- Published Macmillan 2012
- ISBN 978-0-230-74582-7
- 373 pages
- Source: my local library
- #5 in the Vera Stanhope series
DI Vera Stanhope is not one to make friends easily, but her hippy neighbours keep her well-supplied in homebrew and conversation, so she has more tolerance for them than most. When one of them goes missing she feels duty-bound to find out what happened. But her path leads her to more than a missing friend ...
It's an easy job to track the young woman down to the Writers' House, a country retreat where aspiring authors gather to workshop and work through their novels. It gets complicated when a body is discovered and Vera's neighbour is found with a knife in her hand. Calling in the team, Vera knows that she should hand the case over to someone else. She's too close to the main suspect. But the investigation is too tempting and she's never been one to follow the rules. Working with Sergeant Joe Ashworth, she starts the hunt for a murderer who is artistic as well as deadly.
There seems to be no motive. No meaning to the crime. Then another body is found, and Vera suspects that someone is playing games with her. Somewhere there is a killer who has taken murder off the page and is making it real...
My Take
This is #5 in the Vera Stanhope series and I've been thinking about what keeps bringing me back to these books. Partly it is that they are real mysteries in the Agatha Christie tradition.
In THE GLASS ROOM with 30 pages to go I was still guessing, although I have to admit the clues were there, and all seemed so obvious once you knew who the murderer was.

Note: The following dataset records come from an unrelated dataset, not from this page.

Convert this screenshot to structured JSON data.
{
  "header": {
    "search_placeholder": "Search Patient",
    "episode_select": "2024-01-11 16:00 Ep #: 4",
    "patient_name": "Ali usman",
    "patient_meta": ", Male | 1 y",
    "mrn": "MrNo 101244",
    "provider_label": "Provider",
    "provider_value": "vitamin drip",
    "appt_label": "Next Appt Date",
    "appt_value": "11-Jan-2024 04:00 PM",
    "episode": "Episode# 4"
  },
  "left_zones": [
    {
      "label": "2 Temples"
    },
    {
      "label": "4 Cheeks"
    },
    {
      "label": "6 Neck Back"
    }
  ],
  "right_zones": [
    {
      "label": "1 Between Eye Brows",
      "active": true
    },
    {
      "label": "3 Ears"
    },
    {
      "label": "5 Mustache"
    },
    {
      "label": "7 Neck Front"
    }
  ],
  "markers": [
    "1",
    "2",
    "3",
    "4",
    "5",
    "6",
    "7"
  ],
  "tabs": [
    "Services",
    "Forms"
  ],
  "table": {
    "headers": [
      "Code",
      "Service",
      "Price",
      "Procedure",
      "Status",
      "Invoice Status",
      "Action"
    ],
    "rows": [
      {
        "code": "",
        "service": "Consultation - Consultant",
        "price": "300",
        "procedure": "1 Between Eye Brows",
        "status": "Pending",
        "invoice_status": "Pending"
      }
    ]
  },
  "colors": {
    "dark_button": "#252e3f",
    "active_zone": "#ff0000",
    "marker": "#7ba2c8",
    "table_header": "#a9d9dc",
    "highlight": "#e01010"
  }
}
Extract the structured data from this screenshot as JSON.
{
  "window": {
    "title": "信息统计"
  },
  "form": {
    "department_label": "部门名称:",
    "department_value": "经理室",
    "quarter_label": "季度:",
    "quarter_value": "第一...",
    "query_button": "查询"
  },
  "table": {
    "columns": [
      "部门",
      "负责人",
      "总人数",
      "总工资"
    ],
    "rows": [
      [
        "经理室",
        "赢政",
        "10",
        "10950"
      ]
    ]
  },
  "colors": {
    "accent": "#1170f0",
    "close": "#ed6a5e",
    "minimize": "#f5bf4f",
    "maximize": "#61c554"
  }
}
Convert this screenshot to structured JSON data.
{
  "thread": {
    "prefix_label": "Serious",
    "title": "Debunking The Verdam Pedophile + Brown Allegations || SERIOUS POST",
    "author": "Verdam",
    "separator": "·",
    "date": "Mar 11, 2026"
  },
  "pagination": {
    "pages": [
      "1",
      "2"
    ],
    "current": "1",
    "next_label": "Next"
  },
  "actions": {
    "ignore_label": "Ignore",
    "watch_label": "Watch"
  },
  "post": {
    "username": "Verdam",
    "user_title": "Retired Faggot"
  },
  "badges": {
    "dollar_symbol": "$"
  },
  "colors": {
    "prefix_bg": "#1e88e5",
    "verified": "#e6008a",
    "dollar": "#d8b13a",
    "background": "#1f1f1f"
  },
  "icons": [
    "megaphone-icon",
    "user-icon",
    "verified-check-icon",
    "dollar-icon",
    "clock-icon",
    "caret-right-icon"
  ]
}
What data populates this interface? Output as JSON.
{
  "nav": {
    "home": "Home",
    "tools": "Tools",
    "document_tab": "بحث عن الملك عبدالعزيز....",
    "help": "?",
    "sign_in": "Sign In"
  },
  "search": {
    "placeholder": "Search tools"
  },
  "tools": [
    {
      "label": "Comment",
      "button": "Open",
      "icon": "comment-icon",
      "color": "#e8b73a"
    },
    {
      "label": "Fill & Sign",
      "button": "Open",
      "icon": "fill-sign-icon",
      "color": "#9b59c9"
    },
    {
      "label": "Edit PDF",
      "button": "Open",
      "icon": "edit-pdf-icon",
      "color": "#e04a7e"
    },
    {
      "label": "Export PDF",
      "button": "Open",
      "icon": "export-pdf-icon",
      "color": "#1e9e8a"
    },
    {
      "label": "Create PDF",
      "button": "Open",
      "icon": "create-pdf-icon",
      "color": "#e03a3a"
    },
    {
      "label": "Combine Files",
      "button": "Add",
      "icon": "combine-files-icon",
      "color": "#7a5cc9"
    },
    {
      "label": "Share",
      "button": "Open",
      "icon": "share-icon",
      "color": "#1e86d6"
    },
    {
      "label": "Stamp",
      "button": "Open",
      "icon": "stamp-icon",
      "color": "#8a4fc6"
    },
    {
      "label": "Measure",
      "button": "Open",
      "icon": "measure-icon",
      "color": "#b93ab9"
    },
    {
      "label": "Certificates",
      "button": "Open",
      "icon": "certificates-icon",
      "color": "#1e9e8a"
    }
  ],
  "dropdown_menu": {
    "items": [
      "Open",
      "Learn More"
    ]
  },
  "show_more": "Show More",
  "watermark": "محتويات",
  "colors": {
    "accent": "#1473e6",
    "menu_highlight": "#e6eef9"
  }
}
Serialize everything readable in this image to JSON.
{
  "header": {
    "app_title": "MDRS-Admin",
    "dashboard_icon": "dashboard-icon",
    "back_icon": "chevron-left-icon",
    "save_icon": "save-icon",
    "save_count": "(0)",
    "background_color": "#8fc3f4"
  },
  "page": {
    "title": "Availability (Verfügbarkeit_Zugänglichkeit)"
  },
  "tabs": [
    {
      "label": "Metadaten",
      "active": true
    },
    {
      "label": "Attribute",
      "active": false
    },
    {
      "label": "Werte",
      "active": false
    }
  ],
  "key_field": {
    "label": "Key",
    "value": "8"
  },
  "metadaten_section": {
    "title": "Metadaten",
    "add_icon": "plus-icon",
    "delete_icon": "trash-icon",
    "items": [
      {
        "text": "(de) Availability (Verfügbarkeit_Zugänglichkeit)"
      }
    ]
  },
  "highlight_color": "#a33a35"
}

What keeps bringing me back too is the character of Vera herself and the interplay between herself and her offsider Joe. For him Vera doesn't always play by the book and the interplay between them is delightful, particularly when they try to score points off each other. Vera is a bit unpredictable, liable to lurch off on her own, following her own hunches. Joe isn't always as malleable and acquiescent as he should be and that's what Vera likes about him. Her management skills with the rest of her team sometimes leave a bit to be desired, and that's when she resorts to yelling at them. She's very human.
There's a quirky sense of humour that pokes through now and again too.
Should you read the Vera Stanhope novels in order? I would recommend that you do, not just because I have, but because Vera's character develops so well from novel to novel, and her circumstances change with each new case.
I've got reviews and mini-reviews of all of them on my blog.
CROW TRAP (1999), TELLING TALES (2005), HIDDEN DEPTHS (2007)
SILENT VOICES (2011)
My rating for THE GLASS ROOM: 5.0
2 comments:
Kerrie - I couldn't agree more. Cleeves does create interesting mysteries that you cannot always easily unravel. And yes, I do like the Vera Stanhope character very much. Glad you enjoyed The Glass Room. I truly did too and part of what I liked was how human Stanhope is in that novel. She is in the others too but this one highlighted it.
This sounds good! I hadn't heard of this author before but I'll certainly put her on my list. Thanks for the review!